An hour later, Duo was at the keyboard, a pizza crust pinned between his teeth, violet eyes on the words streaming onto the screen.

A chat window from Heero popped up. “I will arrive at the Darlian estate in two hours. Is this acceptable.”

“Shit yes!” Duo typed back, spitting chewed on pizza crust onto the box. “You okay?”

“I am well. You?”

“I’m a worthless piece of shit. I failed chemistry, or will. Still love me?”

“Yes. Always.”

The tears hit Duo hard, a hand over his eyes, sobbing. He didn’t know why he was crying. He didn’t know which bit of cruel, hunger, neglect, which sin did him in. He didn’t feel sad in that moment. He didn’t feel depressed. He just sobbed. In his imagination, he saw his hand on Heero’s and dark poison spreading from him to the man he loved. With wet fingertips, he typed back, “I’m a piece of shit and I’m not good enough for you.”

“What are you working on,” Heero typed back.

“I was writing a story. It’s just a stupid story.”

“I love your stories. When we were in safe houses, sometimes you’d tell me stories and I’d pretend I wasn’t listening, but I loved them. You write and I think it’s real. Remember Yuki Eiri?”

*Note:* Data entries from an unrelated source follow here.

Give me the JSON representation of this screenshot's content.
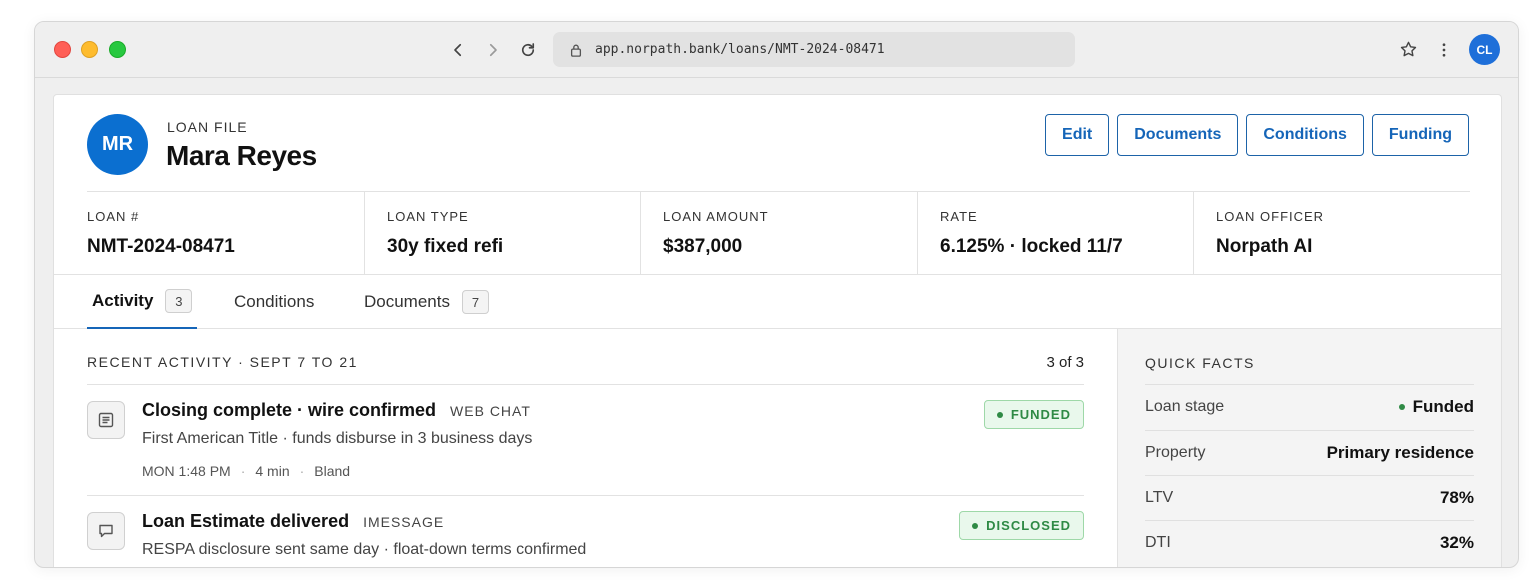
{
  "browser": {
    "url": "app.norpath.bank/loans/NMT-2024-08471",
    "profile_initials": "CL"
  },
  "header": {
    "avatar_initials": "MR",
    "eyebrow": "LOAN FILE",
    "name": "Mara Reyes",
    "actions": [
      "Edit",
      "Documents",
      "Conditions",
      "Funding"
    ]
  },
  "summary": [
    {
      "label": "LOAN #",
      "value": "NMT-2024-08471"
    },
    {
      "label": "LOAN TYPE",
      "value": "30y fixed refi"
    },
    {
      "label": "LOAN AMOUNT",
      "value": "$387,000"
    },
    {
      "label": "RATE",
      "value": "6.125% · locked 11/7"
    },
    {
      "label": "LOAN OFFICER",
      "value": "Norpath AI"
    }
  ],
  "tabs": [
    {
      "label": "Activity",
      "count": "3",
      "active": true
    },
    {
      "label": "Conditions",
      "count": "",
      "active": false
    },
    {
      "label": "Documents",
      "count": "7",
      "active": false
    }
  ],
  "activity": {
    "heading": "RECENT ACTIVITY · SEPT 7 TO 21",
    "pager": "3 of 3",
    "items": [
      {
        "icon": "document-icon",
        "title": "Closing complete · wire confirmed",
        "channel": "WEB CHAT",
        "description": "First American Title · funds disburse in 3 business days",
        "time": "MON 1:48 PM",
        "duration": "4 min",
        "agent": "Bland",
        "badge": "FUNDED"
      },
      {
        "icon": "chat-bubble-icon",
        "title": "Loan Estimate delivered",
        "channel": "IMESSAGE",
        "description": "RESPA disclosure sent same day · float-down terms confirmed",
        "badge": "DISCLOSED"
      }
    ]
  },
  "quick_facts": {
    "title": "QUICK FACTS",
    "rows": [
      {
        "key": "Loan stage",
        "value": "Funded",
        "status_dot": true
      },
      {
        "key": "Property",
        "value": "Primary residence"
      },
      {
        "key": "LTV",
        "value": "78%"
      },
      {
        "key": "DTI",
        "value": "32%"
      }
    ]
  },
  "colors": {
    "accent": "#1565b8",
    "status_green": "#2f8a45"
  }
}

“Oh my god, yeah. I remember. You really thought I was sleeping with an older guy. Maybe I’m a good writer?”

“You are a very good writer. Will you write me a story for Christmas? Maybe about how we get married?”

“Yeah,” Duo said, feeling much more cheerful, even if he was still crying. “I’ll write for you. Two hours?”

“Or less. I have a private jet for the week. Winner’s gift. We can go to the beach. I know you like the beach.”

“Everyone is so nice to me. What if I don’t deserve it?”

“What if you do? I think you do.”

“I’m so angry, Heero.”

“Why?”

“I don’t know.”

“I think you’re angry because the world has hurt us. It’s right to be angry. You are good. I love you.”

“Really?”

“Forever and always. I am about to take off. I love you. Being near you makes me happy, even if you’re in a bad mood.”

Duo touched the screen over Heero’s chat window. “Someday we’ll get married,” he typed quickly.

“Pick the day. I’ll be there.”

“Even if I never graduate college and I’m a bum?”

“Yes. TTYS.”

“Bye Heero,” Duo said out loud to the screen, before focusing back on the story he was writing. Maybe he was a writer and that’s all he was and maybe it was enough.